4 MIN. DE LECTURA
* FTSEurofirst 300 down 1.3 pct
* Stocks exposed to Russia under renewed pressure
* DAX puts rise; German index seen most vulnerable
By Alistair Smout
LONDON, March 7 (Reuters) - European shares fell on Friday, amid growing tension over Crimea, as investors tried to shield themselves from the impact of any confrontation between Russia and Ukraine on the weekend.
Above-forecast U.S. jobs data briefly helped shares pare their losses. But they turned sharply lower again on reports that a U.S. warship was entering the Black Sea.
The U.S. military said the planned exercise was routine. Even so, the reaction showed how sensitive the market is to news about Crimea.

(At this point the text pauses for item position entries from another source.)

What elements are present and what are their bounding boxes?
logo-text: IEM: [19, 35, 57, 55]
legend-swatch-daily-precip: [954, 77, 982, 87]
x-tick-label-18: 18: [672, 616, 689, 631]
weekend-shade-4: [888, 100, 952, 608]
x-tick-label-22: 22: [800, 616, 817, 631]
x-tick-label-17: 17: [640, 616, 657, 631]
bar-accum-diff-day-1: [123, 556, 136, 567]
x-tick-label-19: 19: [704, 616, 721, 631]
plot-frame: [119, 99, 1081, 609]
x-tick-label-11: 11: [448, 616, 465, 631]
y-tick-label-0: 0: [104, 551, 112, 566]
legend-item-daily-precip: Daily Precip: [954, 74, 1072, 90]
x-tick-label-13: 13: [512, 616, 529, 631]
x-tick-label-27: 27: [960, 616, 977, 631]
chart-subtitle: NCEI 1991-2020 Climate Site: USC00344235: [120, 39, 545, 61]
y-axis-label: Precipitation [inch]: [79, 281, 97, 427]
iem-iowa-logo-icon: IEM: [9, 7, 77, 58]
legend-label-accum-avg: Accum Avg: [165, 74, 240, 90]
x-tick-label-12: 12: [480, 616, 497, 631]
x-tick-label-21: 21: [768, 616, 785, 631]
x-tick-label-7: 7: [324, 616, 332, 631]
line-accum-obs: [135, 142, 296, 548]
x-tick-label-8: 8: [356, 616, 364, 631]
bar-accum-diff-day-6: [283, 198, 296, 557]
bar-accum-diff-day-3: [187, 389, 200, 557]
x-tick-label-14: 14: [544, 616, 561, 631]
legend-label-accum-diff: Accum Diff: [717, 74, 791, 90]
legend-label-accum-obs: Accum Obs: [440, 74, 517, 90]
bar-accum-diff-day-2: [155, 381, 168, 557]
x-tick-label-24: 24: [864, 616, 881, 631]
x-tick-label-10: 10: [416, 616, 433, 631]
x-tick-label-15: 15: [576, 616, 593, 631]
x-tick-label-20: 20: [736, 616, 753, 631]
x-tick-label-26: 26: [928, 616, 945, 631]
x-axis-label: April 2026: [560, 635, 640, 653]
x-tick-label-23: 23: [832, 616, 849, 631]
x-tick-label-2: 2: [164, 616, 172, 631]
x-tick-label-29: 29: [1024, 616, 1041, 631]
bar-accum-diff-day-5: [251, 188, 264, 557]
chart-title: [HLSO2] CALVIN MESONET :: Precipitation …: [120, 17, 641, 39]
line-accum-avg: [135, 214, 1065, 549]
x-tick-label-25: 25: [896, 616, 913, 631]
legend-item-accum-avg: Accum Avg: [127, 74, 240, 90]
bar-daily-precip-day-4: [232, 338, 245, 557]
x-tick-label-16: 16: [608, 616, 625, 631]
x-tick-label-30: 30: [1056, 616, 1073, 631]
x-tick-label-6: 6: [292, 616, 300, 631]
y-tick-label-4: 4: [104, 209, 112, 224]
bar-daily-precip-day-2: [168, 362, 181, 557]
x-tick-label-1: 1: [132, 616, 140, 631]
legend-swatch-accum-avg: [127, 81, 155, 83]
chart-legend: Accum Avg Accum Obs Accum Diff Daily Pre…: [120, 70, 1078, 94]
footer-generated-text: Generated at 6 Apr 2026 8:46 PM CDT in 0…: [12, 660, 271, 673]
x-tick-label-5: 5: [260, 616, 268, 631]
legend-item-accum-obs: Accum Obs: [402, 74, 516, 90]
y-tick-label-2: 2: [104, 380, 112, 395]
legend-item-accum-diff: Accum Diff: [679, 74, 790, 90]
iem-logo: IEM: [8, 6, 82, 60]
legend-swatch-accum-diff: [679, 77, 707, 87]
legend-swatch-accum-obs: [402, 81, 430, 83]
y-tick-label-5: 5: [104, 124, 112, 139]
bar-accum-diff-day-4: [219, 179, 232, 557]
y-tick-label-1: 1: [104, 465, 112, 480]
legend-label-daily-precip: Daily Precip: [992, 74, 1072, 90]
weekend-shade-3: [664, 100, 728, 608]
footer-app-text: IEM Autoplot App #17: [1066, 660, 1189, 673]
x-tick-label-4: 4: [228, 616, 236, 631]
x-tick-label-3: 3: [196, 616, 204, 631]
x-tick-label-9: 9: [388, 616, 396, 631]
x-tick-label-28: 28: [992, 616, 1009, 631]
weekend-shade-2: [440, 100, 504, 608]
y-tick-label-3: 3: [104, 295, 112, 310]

"People are a little bit nervous to go into the weekend with fully loaded long positions, given the ongoing Ukraine crisis," said Zeg Choudhry, the head of trading at Northland Capital Partners.
A deteriorating geopolitical situation last weekend saw stocks fall 2.3 percent on Monday. A 14.9 percent pick-up in volatility - a crude indicator of investor fear - indicated growing demand for protection, and thus a higher price to shield against future swings.
Diplomatic efforts to cool the crisis in Ukraine calmed markets over the past few days. Then tensions rose again, with U.S. President Barack Obama ordering visa bans and asset freezes for unidentified but presumably Russian people who were deemed responsible for threatening Ukraine's sovereignty.
Russian President Vladimir Putin rebuffed the warning by Obama on Friday, saying that Russia could not ignore calls for help from Russian speakers in Ukraine.
Germany's DAX index - considered the most vulnerable to tensions in Ukraine and Russia - fell 1.1 percent.
Investors have piled into the options market for protection against any future fall in the DAX, with Eurex data showing a rise in the ratio between "put" and "call" options. Puts are a bet on a fall in the DAX; calls a bet on a rise. The put/call ratio on DAX options due to mature in March jumped to 3.13 at the start of March from 1.47 in early February.
The FTSEurofirst 300 index of top European shares finished down 1.3 percent at 1,326.70 points, having extended losses into the close.
European blue chips exposed to Russia and Ukraine came under renewed pressure. Nokian Renkaat fell 1.8 percent, Raiffeisen Bank International 2.8 percent and Carlsberg 0.9 percent. The three companies get 26 percent, 22 percent and 17 percent respectively of their revenues from Russia, according to data from MSCI.
Stocks briefly recovered after U.S. jobs data beat forecasts, which could ease fears of an abrupt slowdown in economic growth and support the Federal Reserve's decision to reduce its monetary stimulus.
Employers added 175,000 jobs to their payrolls last month, compared with a consensus prediction of 149,000 in a Reuters poll. Economists said poor weather in February could mean the underlying health of the economy was even stronger.
"The weather is playing havoc with the US data," Rob Wood, economist at Berenberg, said. "Today's figures are probably still distorted by the snow, meaning that the underlying position could be better than the headline suggests."